The purpose of this analysis is to create a light-curve for the target star in question. A light-curve shows how the brightness (or intensity) of a target varies with time. The shape of the curve depends on what type of variable star we are looking at - as expalined in the introduction.
STEP 1: Identify the Target and Comparison Stars
Before taking any measurements, you will need to identify the correct target and comparison stars using an appropriate finding chart, an example of which is shown to the right.
The relative brightness method we are using compares the brightness of our target star (TS) in relation to a nearby star of similar brightness, known as the comparison star (or CS1). To ensure that CS1 is not itself a variable star, we compare it with a second comparison star (CS2). The relative brightness method means that we don't have to worry about the observing conditions changing during the observing run.

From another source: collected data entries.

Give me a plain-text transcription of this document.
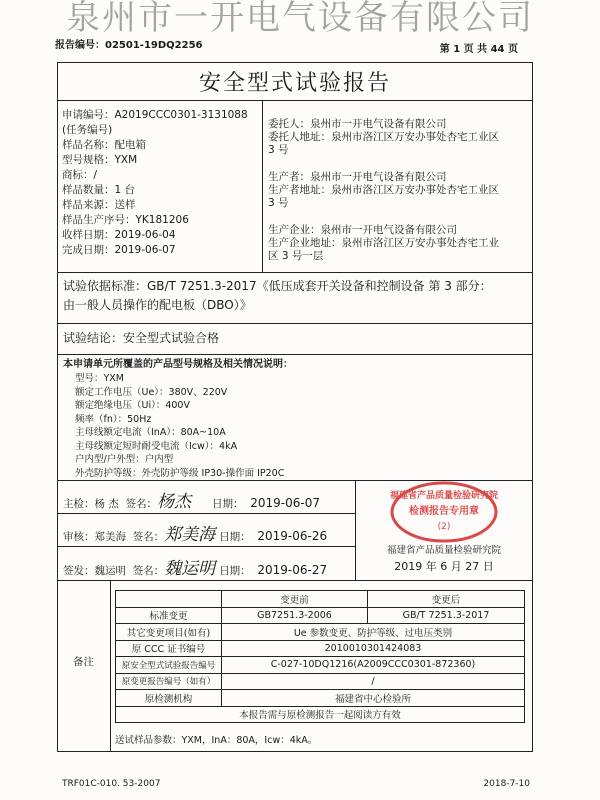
泉州市一开电气设备有限公司
报告编号：02501-19DQ2256	第 1 页 共 44 页
安全型式试验报告
申请编号：A2019CCC0301-3131088
(任务编号)
样品名称：配电箱
型号规格：YXM
商标：/
样品数量：1 台
样品来源：送样
样品生产序号：YK181206
收样日期：2019-06-04
完成日期：2019-06-07
委托人：泉州市一开电气设备有限公司
委托人地址：泉州市洛江区万安办事处杏宅工业区
3 号
生产者：泉州市一开电气设备有限公司
生产者地址：泉州市洛江区万安办事处杏宅工业区
3 号
生产企业：泉州市一开电气设备有限公司
生产企业地址：泉州市洛江区万安办事处杏宅工业
区 3 号一层
试验依据标准：GB/T 7251.3-2017《低压成套开关设备和控制设备 第 3 部分：
由一般人员操作的配电板（DBO）》
试验结论：安全型式试验合格
本申请单元所覆盖的产品型号规格及相关情况说明：
型号：YXM
额定工作电压（Ue）：380V、220V
额定绝缘电压（Ui）：400V
频率（fn）：50Hz
主母线额定电流（InA）：80A~10A
主母线额定短时耐受电流（Icw）：4kA
户内型/户外型：户内型
外壳防护等级：外壳防护等级 IP30-操作面 IP20C
主检：杨 杰 签名：杨杰 日期： 2019-06-07
审核：郑美海 签名：郑美海 日期： 2019-06-26
签发：魏运明 签名：魏运明 日期： 2019-06-27
福建省产品质量检验研究院
检测报告专用章
(2)
福建省产品质量检验研究院
2019 年 6 月 27 日
备注
	变更前	变更后
标准变更	GB7251.3-2006	GB/T 7251.3-2017
其它变更项目(如有)	Ue 参数变更、防护等级、过电压类别	
原 CCC 证书编号	2010010301424083	
原安全型式试验报告编号	C-027-10DQ1216(A2009CCC0301-872360)	
原变更报告编号（如有）	/	
原检测机构	福建省中心检验所	
本报告需与原检测报告一起阅读方有效		
送试样品参数：YXM，InA：80A，Icw：4kA。
TRF01C-010. 53-2007	2018-7-10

STEP 2: Taking the Measurements
In order to create a light-curve we need to make some brightness measurements on observations of the target star in question. Typically you will have a number of observations to analyse. These will have been taken over the course of a night, or even several nights, and will allow you to monitor how the star's brightness changes over time. To remind yourself of how to make brightness measurements with LTImage, click on the following screencast:
Our analysis relies on comparing the brightness of stars. In practice this means dividing the number of counts we measure for one star by that for another. For example, if we measured 3000 counts for our target star (TS), and 2800 counts for CS1, then the relative brightness for TS/CS1 is 3000 ÷ 2500 = 1.2. The same goes for the relative brightness of CS1/CS2.
STEP 3: Recording your Results
Your measurements should be recorded on a spreadsheet, such as Microsoft EXCEL as follows:
|Date and Time||Brightness (Counts)||Relative Brightness|
|of Observation||TS||CS1||CS2||TS / CS1||CS1 / CS2|
We would expect TS/CS1 to change due to the variable nature of TS, however, CS1/CS2 should remain roughly the same. If not, then there is a risk that CS1 is also a variable star, and can not, therefore, be used as a comparison for TS. In this case, we would need to find another comparison star.
STEP 4: Plot results on a graph
The next step is to create a graph of 'relative brightness' against 'time' for all of your data points. This can be done using a computer spreadsheet, such as Microsoft Excel, and is best achieved using a scatter graph that plots individual points without connecting lines. If you are unsure how to achieve this in Excel, then please contact your teacher, or read the following link carefully :
Once your data has been plotted, you should see a graph similar to the following:
The graph can then be used to identify the type of variable star we are looking at, by comparing the light-curve with those of the different types of variables described in the introduction section of this project.